AFCA head David Locke – a former assistant commissioner with the Australian Charities and Not-for-profits Commission (ACNC) – said AFCA would have a greater focus on helping people most in need.
He said many of the 55,000 cases AFCA is expected to tackle each year would arise from “people in hardship and people in difficulties”.
And he said the not-for-profit and charity sector played an important advocacy role for vulnerable members of the community, who were often targets of unscrupulous operators.
“Often the not-for-profit is really the bridge between the person experiencing those issues and getting a fair resolution.”
Mr Locke said one of the top priorities of the organisation would be to improve access to vulnerable consumers.
“We're going to be taking significant measures to make the service much more accessible for people right across communities,” Mr Locke said.
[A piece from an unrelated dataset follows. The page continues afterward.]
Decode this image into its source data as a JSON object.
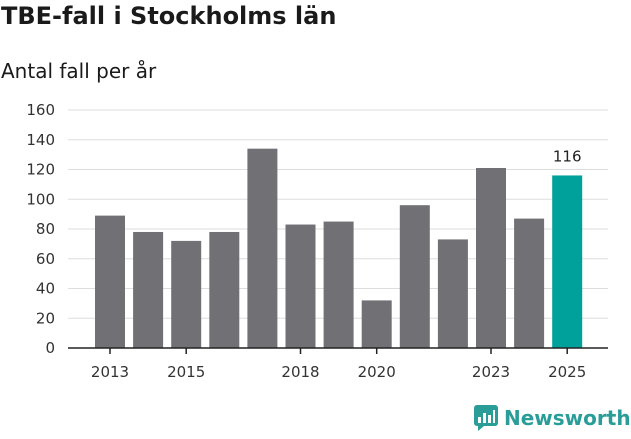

“I want to make sure that whoever you are, that you can use the service. And we recognise that most of us are not experts in financial services products and businesses. And we recognise it's not an equal playing field necessarily, if you're in a dispute with your bank. So our approach is very much to assist people and to provide extra support where people need it.”
Those in financial hardship will also be protected by powers that enable AFCA to freeze any other enforcement action while it negotiates a settlement.
Beefed-up powers give AFCA the ability to rule on losses of as much as $1 million, and award up to $500,000 in compensation. There’s no limit on awards for superannuation cases where people’s homes are used as security.
The new body’s increased accessibility extends to its name, which no longer contains the term “ombudsman”.
Mr Locke notes, “a lot of people don’t know what an ombudsman is”, whereas the new name “says on the tin what it deals with – which is complaints about financial firms”.
“I think in the past if you look at some of the ombudsman schemes, some of them look very difficult, they're quite hard to understand and to use. We'll have a real emphasis on outreach, on working with financial counsellors, working with not-for-profits in the field.”
He said the focus of AFCA would be to aim for negotiated solutions, using conciliation and mediation where possible, but with the power to make binding decisions.
Consumers can still decide to take their case to other authorities, if they choose: “They haven’t surrendered any of their rights, so it’s really optional for the public.”
AFCA – a not-for-profit in its own right – will be funded by compulsory fees paid by Australia’s financial firms.